Hallinan insists he has excellent working relationships with his counterparts in Washington, D.C., and Sacramento, especially California Attorney General Bill Lockyer. In the past two years, he says, his office disposed of 11 theft cases involving city agencies or the San Francisco school district, and nine other cases are under investigation. "I'm not remiss in the prosecution of governmental corruption since her boyfriend was elected mayor of San Francisco," he says. "The situation of public corruption under Brown is discouraging to me -- it is everywhere. Her relationship to Brown would make it hard for her to prosecute."

But at least a few prominent members of the San Francisco bar view Harris as more competent than the incumbent. Among them are well-known defense lawyers Jim Brosnahan, who represented "Marin Taliban" John Walker Lindh, and John Keker, who has served on the San Francisco Police Commission.

"I like Terence Hallinan, but he has been a disaster as a DA," says Keker. "The assistant district attorneys complain that the cops bring them bad cases, the police whine that the DA doesn't prosecute. Fazio does not have the organizational capability to bring about reform. Harris is one of those once- or twice-in-a-generation politicians that does have real legal and organizational talents."

Harris also has fans among those who try to help young sex-abuse victims. She co-founded the Coalition to End the Exploitation of Kids, which provides legal and health services to sexually exploited children, including teenage prostitutes. Her partner in that project is Norma Hotaling, an ex-hooker who considers youthful prostitutes to be the victims of serial rape. Hotaling is not endorsing anyone in the DA's race, but she finds "Harris to be absolutely dedicated to ending the sexual exploitation of children, who should not be arrested but saved from the johns."

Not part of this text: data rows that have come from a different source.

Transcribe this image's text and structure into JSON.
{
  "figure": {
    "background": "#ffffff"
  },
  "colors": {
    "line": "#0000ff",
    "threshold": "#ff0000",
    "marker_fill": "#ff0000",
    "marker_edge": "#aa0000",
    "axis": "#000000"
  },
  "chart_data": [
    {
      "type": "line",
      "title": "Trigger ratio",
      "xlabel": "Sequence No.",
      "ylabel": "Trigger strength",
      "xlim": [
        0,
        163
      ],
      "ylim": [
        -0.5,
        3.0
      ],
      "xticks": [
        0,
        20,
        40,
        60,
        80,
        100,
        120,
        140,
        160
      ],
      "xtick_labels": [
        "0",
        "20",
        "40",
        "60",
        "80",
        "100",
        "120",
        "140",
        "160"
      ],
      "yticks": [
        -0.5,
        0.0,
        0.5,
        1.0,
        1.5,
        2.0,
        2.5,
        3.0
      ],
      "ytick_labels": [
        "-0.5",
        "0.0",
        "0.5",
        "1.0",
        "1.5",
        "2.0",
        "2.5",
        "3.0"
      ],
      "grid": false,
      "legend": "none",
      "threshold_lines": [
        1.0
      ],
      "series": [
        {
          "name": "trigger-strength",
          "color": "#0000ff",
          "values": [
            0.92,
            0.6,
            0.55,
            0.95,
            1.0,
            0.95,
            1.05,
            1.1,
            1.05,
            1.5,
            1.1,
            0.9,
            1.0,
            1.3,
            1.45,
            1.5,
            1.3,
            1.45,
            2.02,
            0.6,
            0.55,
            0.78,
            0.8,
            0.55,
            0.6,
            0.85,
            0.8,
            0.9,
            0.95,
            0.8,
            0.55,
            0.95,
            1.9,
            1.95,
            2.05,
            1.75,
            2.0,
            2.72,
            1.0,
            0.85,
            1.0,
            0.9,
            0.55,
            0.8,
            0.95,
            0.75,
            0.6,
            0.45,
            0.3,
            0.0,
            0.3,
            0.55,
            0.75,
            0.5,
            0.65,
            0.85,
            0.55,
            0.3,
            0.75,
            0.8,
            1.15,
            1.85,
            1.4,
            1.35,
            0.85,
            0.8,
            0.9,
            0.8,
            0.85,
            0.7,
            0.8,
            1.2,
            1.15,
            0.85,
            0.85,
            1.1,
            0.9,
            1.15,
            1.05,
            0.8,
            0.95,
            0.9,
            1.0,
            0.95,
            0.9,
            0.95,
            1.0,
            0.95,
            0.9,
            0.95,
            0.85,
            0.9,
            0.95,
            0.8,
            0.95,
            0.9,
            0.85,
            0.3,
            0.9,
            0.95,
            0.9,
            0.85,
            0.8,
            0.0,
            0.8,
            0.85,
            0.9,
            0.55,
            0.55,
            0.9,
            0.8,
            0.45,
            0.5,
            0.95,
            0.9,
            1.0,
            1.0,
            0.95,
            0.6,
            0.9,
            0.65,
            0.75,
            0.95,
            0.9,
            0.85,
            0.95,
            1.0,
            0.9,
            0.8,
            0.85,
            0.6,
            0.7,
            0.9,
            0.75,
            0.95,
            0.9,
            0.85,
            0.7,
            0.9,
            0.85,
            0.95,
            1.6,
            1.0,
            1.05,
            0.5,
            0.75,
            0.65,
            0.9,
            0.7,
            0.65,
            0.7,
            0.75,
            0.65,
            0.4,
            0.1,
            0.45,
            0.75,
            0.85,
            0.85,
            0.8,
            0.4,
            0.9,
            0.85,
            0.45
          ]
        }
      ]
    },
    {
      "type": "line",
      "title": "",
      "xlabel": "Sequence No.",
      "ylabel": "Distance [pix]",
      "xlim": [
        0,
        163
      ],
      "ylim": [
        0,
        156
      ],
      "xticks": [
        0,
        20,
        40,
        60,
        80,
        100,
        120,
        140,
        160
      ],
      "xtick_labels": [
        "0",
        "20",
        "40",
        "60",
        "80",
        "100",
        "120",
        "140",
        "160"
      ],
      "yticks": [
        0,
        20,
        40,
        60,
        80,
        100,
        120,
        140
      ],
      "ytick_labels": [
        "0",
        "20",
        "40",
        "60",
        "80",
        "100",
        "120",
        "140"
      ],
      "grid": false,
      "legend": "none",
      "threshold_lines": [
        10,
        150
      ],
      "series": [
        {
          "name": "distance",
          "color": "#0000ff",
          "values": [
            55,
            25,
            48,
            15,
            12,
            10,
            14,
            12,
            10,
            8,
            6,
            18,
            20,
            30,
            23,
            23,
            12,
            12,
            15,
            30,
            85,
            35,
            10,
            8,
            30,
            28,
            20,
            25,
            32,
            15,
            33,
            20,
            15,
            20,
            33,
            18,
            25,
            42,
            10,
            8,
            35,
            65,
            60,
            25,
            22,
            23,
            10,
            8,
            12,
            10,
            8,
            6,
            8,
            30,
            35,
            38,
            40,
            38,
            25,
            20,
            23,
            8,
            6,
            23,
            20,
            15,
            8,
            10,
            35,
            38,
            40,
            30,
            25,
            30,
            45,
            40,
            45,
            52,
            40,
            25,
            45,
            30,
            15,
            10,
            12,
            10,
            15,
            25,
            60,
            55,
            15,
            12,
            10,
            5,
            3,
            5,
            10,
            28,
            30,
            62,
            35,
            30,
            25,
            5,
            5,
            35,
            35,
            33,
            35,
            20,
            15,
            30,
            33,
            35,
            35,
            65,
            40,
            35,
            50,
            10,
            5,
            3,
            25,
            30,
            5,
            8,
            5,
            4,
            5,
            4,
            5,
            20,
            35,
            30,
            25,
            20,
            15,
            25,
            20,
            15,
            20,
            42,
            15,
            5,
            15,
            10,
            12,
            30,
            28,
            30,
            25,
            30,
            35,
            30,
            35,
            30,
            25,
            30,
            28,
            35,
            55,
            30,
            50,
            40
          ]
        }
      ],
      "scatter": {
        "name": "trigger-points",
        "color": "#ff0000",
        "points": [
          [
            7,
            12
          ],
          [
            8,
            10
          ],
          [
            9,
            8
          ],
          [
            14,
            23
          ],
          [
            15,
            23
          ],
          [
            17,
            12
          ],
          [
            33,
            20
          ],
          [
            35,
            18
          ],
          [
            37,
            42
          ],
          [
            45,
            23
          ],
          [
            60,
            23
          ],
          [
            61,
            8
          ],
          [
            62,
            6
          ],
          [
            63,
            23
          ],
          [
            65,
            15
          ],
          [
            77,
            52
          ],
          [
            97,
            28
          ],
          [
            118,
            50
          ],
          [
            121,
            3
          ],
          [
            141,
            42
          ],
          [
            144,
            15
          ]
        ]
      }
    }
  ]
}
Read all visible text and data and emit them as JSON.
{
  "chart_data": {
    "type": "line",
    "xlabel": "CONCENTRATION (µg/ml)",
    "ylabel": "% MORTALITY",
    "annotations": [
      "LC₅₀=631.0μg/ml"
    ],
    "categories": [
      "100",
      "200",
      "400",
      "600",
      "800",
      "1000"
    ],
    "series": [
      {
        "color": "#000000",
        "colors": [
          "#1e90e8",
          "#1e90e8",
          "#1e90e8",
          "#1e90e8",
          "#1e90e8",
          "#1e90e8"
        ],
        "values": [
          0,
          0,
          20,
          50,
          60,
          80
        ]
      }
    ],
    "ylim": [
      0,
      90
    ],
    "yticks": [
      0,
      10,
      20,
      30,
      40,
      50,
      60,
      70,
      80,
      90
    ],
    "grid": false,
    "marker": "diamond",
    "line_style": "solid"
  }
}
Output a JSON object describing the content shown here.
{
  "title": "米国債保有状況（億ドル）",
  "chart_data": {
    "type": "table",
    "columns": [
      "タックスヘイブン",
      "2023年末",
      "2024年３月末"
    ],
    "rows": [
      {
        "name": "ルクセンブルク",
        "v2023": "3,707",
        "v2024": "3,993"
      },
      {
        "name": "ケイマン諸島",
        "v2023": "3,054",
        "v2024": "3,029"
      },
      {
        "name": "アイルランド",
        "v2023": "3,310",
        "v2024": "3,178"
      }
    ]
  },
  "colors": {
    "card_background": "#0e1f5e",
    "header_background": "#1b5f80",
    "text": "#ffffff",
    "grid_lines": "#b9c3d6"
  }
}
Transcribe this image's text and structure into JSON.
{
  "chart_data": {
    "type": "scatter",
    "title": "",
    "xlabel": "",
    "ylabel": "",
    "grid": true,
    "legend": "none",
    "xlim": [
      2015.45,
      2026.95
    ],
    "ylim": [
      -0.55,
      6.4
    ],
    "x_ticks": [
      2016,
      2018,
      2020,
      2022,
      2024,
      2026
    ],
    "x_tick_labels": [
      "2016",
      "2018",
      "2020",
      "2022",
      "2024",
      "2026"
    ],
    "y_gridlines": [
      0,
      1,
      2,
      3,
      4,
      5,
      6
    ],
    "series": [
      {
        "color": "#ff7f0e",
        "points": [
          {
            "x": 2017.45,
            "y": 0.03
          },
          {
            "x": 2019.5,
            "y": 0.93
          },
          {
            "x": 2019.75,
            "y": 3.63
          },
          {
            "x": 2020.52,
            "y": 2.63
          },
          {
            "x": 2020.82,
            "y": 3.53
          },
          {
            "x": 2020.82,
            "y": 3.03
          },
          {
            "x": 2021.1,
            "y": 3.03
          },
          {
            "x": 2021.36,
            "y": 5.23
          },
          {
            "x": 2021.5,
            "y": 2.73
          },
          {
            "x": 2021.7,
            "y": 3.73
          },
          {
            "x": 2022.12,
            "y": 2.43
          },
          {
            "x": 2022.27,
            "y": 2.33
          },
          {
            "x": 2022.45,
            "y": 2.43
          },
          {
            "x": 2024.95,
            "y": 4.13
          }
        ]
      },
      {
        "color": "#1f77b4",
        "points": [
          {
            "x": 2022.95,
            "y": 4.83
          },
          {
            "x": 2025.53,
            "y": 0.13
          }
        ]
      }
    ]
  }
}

Dr. Shannon Thyne, who coordinates the Department of Public Health's child sexual abuse program, works closely with the unit Harris heads at the City Attorney's Office. Together, they created a program to spot evidence of child sexual abuse in emergency rooms. While Thyne credits Hallinan with setting up effective programs to deal with those who prey on children -- making it easier, for example, to remove young victims from abusers and put them into foster care -- she says Harris has long been the mover and shaker on the issue.

As Harris campaigns in the Mission, a man on the street tells her that he likes Hallinan's "permissiveness." Harris responds that people ought not to confuse "compassionate justice" with Hallinan's failure to prosecute property-destroying war protesters.

"It is not progressive to be soft on crime," she says.

In fact, Harris' law-and-order rhetoric worries Public Defender Jeff Adachi, who does not want her to win. "Harris would be a hard-nosed prosecutor," says Adachi. "It's not the tradition in San Francisco to favor punishment over rehabilitation. We are not concerned with the conviction rate, we don't want to come down hard on people accused of crimes, we don't want to nail them to the cross."

Harris just laughs at this criticism, which would qualify as a wannabe DA's dream endorsement almost anywhere except San Francisco.

Despite her credentials and zesty campaigning, Harris acknowledges that recent polls indicate she is lagging far behind Hallinan and Fazio.

With the incumbent at 28 percent and Fazio in the mid-20s, she has 14 percent of the prospective vote (having risen from 9 percent back in February). The silver lining, she says, is that unlike in most political races, the percentage of undecided voters in the DA contest is rising (from 27 percent in March to 35 percent this month). That growing pool, she believes, gives her an opening.

As her name recognition slowly increases, the possibility of her winning is driving her opponents bananas. In an interview about his own candidacy, Fazio couldn't leave the subject of Harris alone. "How can Harris root out corruption if she has Willie supporting her behind the scenes?" he interjected, apropos of nothing. "I do not care that they had a relationship, but there are legitimate questions whether or not there is payback there."